Sources: climate & elevation WorldClim 2.1 (1970–2000) · occurrences GBIF · native range POWO · current weather Open-Meteo
Care
Light & Placement
The Richtersveld receives only ~100 mm of rainfall a year, almost all in winter, and O. herrei tucks itself into rock crevices, under boulders, and on south to southeast slopes over quartz gravel. SANBI specifically recommends "morning sun or bright shade" — even in habitat the species is not a full-sun plant. Through the autumn-to-spring growing season give it as much of the weak winter sun as you can to firm up leaves and trunk, but don't push it into harsh direct light. The hard problem is summer placement for a winter-growing species: the priority is keeping the pot as cool and well-ventilated as possible. Move the pot to bright shade out of direct sun (north-facing eaves or about 50% shade cloth), raise it on a bench, and run a circulation fan. Winter indoors above 5°C on a bright window.
Watering
In autumn (September–October), once nighttime lows drop below ~20°C and leaves begin to move, restart with light watering. Through the active season, water deeply about once every two weeks. Stop when leaves yellow and drop in spring — keep the plant fully dry through summer. Watering in summer because "the soil looks dry" is the single most reliable way to kill this species.
Substrate
Drainage first, inorganic-led. Akadama : Kanuma : pumice = 3:3:4, with pumice tuned higher to dry faster. The native quartz-gravel substrate is worth keeping in mind — a thin coarse-sand topping helps reduce stagnant moisture around the trunk.
Fertilizer & Supplements
Liquid feed at double dilution once a month through the active season, or a pinch of slow-release at repotting. The species is genuinely slow; pushing fertilizer dulls the texture of the knobby tubercles.
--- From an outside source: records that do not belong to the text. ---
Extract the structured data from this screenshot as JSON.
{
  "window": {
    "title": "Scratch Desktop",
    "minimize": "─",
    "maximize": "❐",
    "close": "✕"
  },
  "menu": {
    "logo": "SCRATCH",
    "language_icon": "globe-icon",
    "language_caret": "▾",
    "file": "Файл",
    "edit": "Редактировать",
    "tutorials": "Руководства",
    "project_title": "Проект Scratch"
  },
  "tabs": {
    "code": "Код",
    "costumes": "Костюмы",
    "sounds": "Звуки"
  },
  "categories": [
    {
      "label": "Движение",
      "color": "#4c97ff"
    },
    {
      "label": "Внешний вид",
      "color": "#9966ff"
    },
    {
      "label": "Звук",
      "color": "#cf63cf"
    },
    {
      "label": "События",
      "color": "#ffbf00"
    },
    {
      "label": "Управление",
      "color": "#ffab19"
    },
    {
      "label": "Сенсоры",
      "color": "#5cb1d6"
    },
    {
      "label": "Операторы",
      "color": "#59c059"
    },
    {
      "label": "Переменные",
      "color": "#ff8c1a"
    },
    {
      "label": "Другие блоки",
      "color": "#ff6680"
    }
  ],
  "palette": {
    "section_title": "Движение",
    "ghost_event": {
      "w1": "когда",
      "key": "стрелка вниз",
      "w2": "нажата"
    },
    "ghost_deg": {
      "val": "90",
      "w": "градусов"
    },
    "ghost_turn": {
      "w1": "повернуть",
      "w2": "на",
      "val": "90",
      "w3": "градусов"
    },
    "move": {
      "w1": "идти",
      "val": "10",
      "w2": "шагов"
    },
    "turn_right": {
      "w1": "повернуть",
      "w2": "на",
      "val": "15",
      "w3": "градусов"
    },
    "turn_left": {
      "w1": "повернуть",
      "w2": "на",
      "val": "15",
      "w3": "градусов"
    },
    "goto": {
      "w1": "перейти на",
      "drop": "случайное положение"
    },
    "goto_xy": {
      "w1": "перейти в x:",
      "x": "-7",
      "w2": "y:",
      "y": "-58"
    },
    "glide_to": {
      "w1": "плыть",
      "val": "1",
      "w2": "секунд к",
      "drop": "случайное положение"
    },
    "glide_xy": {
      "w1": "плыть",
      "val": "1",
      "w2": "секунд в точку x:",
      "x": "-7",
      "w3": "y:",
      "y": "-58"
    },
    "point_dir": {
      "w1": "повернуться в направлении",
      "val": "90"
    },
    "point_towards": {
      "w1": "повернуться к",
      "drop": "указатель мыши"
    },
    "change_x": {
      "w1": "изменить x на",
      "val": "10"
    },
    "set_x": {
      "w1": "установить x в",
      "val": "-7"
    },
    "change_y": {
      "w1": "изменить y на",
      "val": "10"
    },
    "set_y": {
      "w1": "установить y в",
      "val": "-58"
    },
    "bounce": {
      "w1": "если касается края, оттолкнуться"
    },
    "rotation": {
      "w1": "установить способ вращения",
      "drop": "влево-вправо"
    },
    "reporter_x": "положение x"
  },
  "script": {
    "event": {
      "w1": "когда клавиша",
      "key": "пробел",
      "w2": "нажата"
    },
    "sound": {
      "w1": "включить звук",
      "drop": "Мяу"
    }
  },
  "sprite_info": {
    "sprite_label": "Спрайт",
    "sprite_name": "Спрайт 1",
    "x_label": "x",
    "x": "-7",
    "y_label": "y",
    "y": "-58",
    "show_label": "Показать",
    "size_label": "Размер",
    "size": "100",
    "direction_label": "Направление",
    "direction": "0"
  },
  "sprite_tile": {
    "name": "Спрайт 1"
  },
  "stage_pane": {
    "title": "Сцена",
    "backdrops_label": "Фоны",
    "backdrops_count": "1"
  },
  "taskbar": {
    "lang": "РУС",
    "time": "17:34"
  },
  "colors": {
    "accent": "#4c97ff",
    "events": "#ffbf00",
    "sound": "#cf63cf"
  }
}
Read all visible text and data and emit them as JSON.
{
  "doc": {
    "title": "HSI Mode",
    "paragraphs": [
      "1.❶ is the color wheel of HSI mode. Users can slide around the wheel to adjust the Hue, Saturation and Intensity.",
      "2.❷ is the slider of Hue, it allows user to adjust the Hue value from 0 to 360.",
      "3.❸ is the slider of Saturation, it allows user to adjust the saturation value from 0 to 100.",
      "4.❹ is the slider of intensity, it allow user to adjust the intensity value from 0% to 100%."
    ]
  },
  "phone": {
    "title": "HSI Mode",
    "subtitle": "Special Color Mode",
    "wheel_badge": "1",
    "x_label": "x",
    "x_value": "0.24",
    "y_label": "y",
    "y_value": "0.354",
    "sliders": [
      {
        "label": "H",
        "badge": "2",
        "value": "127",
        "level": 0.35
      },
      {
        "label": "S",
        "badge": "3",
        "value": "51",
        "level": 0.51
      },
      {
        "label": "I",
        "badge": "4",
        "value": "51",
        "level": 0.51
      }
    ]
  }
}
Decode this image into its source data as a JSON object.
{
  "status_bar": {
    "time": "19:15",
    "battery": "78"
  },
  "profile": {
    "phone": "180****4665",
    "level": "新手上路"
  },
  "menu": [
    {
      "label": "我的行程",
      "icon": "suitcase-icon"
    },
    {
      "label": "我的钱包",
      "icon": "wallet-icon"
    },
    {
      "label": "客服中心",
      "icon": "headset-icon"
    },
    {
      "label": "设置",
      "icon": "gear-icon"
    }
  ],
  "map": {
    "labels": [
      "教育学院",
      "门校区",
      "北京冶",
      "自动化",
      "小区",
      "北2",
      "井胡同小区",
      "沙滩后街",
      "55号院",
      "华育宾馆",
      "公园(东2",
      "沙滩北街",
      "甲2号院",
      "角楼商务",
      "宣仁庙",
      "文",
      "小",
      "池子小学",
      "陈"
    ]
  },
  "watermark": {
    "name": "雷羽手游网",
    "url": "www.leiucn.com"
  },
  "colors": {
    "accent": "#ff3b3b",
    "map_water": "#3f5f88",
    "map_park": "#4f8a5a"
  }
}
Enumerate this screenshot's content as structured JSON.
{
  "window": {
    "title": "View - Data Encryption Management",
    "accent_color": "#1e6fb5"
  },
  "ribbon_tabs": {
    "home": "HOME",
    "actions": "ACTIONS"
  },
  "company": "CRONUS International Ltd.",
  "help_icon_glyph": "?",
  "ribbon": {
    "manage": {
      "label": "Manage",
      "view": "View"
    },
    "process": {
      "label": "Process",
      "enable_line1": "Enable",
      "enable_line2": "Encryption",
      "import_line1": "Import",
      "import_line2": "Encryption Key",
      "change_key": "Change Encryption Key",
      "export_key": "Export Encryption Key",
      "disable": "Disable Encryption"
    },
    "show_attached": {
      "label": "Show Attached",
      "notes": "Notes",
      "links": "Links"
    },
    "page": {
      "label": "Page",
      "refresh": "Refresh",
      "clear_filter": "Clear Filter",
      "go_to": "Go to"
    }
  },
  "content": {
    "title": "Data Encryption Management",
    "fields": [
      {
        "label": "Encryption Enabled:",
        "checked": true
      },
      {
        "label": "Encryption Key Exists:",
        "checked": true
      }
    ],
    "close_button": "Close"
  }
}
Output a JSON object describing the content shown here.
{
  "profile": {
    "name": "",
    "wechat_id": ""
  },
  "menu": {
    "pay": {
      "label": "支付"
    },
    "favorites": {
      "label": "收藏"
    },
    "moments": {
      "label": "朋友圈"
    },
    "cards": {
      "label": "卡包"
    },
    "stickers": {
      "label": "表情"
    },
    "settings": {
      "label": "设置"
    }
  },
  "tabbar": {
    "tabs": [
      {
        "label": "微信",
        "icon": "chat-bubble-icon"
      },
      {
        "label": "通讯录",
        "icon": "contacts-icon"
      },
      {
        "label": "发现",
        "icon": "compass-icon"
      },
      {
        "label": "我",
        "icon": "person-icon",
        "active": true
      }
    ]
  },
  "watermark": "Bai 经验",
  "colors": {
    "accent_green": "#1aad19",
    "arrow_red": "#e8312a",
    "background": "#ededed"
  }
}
Temperature & Overwintering
Optimal 15–25°C; above ~30°C the plant slides into dormancy. Aim for a 5°C minimum — damp soil under cold is fatal. Hot, humid summers are harder to manage than the cold months: from June through September, prioritize shade, ventilation, and dry soil.
Starting from Seed
Where to source seeds
links go directly to the product page; the rest are scientific-name searches. Stock fluctuates — verify availability on the destination site.
Pre-sowing treatment
Soak seeds for about half a day (overnight) in a mix of a registered seed-treatment fungicide (Benlate or Daconil) and a plant tonic (Menedael; outside Japan, SUPERthrive or a chelated iron / seaweed extract works similarly), each diluted per label. Anything still on the surface is probably past its prime. The seeds are small, plumed achenes, and their viability depends on how they have been stored.
Substrate
A separate seedling mix, fine-grained and near-sterile: fine Akadama, fine Kanuma, and vermiculite in 1:1:1, sterilized with boiling water or a microwave pass. A thin topping of fine river sand helps anchor the plumed seed and keeps the surface ventilated.
Sowing method
Sow with no covering, or only the thinnest dusting so the seeds remain partly visible. The cottony pappus catches the wind, so place the seed carefully on a pre-moistened surface.
Light & temperature
Bright shade, 15–22°C. Heating to 25–30°C disrupts germination in this winter-grower. In Japan, the standard window is autumn sowing in September through November. Germination starts in 10–30 days and continues unevenly over the following one or two months.
Watering
Bottom-water 1–2 cm up the pot. For the first 2–3 weeks, prioritize not letting things dry out; drop the level gradually once seedlings are established.
Fertilizer
None right after germination. Once true leaves emerge, a heavily diluted liquid feed once or twice a month — keep it light.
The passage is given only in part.